The board approved resolutions needed to proceed with paying off early School Infrastructure Sale, Service and Use Tax revenue bonds sold in 2016, and rolling them into a $10 million bond issue, to be paid from the same School Infrastructure Sale, Service and Use Tax revenue. The proceeds from the bond issue will fund the high school repurposing project.

The board approved increasing the budget for advertising/publications from $13,000 to $25,000 for the current school year, primarily to promote enrollment in the regional career academy.

Included in the total is $3,132 already approved with Raccoon Valley Radio and another $3,643 for an “Ask the Expert” campaign that will feature five-minute interviews with various staff and administrators involved with the career academy.

Also in the budget is $1,810 for advertising on GreeneCountyNewsOnline, $1,102 for advertising in the Jefferson Herald, and $1,672 for advertising in the Scranton Journal/Bayard News Gazette.

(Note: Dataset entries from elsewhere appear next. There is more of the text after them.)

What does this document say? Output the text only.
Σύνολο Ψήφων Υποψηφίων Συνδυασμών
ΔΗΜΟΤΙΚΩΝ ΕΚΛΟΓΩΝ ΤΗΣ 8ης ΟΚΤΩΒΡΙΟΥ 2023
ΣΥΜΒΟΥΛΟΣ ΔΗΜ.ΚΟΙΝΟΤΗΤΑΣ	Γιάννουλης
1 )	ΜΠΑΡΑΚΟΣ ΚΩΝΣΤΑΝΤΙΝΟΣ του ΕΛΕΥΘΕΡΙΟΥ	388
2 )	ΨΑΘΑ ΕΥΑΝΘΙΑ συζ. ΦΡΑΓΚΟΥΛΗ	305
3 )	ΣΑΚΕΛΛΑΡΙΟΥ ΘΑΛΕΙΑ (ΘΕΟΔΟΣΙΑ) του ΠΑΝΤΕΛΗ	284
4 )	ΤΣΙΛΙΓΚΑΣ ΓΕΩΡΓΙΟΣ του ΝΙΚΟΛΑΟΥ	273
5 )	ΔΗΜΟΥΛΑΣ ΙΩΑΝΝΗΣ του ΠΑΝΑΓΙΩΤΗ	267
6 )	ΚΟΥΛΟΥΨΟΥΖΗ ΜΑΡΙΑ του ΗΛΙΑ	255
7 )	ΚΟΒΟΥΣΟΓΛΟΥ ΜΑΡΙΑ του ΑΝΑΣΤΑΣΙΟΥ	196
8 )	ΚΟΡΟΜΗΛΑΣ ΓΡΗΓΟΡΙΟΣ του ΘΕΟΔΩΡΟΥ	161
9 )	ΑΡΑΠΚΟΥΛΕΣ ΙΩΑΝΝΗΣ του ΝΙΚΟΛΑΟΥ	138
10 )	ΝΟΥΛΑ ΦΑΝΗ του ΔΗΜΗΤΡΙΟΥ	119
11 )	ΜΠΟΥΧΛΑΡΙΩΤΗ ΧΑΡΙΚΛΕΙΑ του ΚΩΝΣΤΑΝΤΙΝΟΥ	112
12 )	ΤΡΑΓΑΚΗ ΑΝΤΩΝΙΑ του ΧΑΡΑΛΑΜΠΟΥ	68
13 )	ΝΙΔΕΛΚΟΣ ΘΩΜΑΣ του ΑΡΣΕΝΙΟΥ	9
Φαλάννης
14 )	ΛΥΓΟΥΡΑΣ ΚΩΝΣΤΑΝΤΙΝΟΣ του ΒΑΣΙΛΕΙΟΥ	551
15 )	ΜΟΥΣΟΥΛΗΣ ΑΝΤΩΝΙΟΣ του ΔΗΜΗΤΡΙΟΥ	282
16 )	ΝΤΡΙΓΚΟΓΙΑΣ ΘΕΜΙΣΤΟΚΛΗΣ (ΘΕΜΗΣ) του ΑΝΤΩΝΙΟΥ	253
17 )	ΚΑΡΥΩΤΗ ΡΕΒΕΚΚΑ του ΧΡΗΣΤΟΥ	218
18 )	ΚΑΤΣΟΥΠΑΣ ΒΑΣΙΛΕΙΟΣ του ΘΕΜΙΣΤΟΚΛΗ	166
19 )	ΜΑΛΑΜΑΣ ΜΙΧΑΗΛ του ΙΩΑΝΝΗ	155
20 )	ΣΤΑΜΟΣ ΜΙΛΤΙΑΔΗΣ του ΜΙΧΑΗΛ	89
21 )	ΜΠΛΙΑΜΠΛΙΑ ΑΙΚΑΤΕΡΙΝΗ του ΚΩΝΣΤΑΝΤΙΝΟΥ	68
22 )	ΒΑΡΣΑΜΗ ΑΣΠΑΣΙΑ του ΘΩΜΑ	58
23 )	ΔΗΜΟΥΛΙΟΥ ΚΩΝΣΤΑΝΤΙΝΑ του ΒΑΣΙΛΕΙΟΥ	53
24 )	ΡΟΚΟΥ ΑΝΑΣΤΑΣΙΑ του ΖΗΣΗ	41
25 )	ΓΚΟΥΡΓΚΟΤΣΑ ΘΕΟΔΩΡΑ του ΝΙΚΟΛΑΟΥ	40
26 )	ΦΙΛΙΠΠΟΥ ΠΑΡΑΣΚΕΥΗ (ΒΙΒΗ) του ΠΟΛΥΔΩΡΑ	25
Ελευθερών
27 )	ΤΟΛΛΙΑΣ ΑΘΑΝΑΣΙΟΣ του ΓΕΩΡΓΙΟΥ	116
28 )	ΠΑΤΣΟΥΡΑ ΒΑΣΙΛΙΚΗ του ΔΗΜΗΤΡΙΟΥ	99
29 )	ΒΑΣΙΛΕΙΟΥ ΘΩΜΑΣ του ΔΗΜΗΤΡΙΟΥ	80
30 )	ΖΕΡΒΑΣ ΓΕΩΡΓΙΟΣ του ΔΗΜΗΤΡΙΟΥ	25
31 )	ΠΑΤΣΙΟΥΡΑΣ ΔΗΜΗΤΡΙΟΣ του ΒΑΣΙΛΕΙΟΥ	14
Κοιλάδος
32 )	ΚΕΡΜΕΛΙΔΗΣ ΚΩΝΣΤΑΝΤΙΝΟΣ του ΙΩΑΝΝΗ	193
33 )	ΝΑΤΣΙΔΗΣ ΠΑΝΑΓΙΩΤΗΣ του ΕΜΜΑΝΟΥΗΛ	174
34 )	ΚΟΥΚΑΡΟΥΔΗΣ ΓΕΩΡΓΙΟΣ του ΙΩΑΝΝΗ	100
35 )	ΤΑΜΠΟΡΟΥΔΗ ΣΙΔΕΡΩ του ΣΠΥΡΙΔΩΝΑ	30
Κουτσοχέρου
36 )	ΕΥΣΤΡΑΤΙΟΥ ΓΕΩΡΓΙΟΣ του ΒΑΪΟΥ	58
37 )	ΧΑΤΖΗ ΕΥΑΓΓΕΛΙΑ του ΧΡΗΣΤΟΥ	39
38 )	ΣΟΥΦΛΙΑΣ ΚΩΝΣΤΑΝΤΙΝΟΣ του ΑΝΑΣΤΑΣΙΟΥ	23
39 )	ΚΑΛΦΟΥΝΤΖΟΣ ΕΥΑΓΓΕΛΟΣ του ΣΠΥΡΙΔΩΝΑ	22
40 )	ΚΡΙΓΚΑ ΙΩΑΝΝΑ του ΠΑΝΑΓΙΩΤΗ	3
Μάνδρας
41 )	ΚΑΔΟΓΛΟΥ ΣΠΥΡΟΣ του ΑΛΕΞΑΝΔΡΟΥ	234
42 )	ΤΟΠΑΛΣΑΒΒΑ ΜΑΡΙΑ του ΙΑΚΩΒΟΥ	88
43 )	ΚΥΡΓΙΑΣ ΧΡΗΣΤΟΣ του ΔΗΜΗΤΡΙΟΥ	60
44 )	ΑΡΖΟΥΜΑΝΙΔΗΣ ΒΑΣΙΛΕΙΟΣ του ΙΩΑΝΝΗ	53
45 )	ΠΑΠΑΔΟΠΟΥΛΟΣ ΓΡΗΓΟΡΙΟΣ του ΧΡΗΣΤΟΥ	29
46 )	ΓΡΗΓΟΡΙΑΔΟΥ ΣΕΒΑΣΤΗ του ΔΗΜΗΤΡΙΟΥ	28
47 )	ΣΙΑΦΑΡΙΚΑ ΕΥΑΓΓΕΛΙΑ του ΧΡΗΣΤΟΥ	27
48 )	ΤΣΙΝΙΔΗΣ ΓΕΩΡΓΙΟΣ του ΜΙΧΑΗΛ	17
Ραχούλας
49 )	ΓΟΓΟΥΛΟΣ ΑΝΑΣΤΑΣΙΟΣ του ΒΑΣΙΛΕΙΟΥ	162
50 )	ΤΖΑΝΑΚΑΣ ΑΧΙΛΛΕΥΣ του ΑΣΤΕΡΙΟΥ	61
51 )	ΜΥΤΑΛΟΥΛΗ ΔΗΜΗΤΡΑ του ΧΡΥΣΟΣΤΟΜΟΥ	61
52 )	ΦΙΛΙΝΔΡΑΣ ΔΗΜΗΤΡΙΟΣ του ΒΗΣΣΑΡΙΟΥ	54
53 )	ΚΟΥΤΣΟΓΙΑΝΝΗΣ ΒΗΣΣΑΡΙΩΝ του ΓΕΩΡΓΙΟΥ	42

The district spent $12,000 for advertising and publications during the 2018-19 school year.

The board approved updating the business office’s software at a total cost of $18,134. Technology director Brent Gerzema explained the current software has been in place since the 1990s, and that the operating system on which financial records are stored is 17 years old. Support is no longer available.

The new system will be Cloud-based and will allow office staff to work remotely, should the need arise. The total cost includes the software implementation and training, along with hosting and support.

The board approved contracts for soccer coaches as follows: Carl Behne, varsity boys, $3,473; Chad Black, ass’t boys, $2,316; Marilyn Tasler, varsity girls, $3,473; and Maribelle Hernandez, asst girls, $2,316.

Baseball and softball coaching contracts were also approved, as follows: Matthew Paulsen, head varsity baseball, $6,947; Kevin Paulsen, asst varsity baseball, $4,631; Tom Kennedy, head varsity softball, $6,947; Tiffany Hupp, asst varsity softball, $4,631; Marissa Promes, MS/9th grade softball, $3,763; and Jacque Schirmbeck, MS softball, $3,474. There are four coaching positions yet to fill.

Joshua Carlson was hired as girls golf coach as part of the consent agenda. His salary was not listed.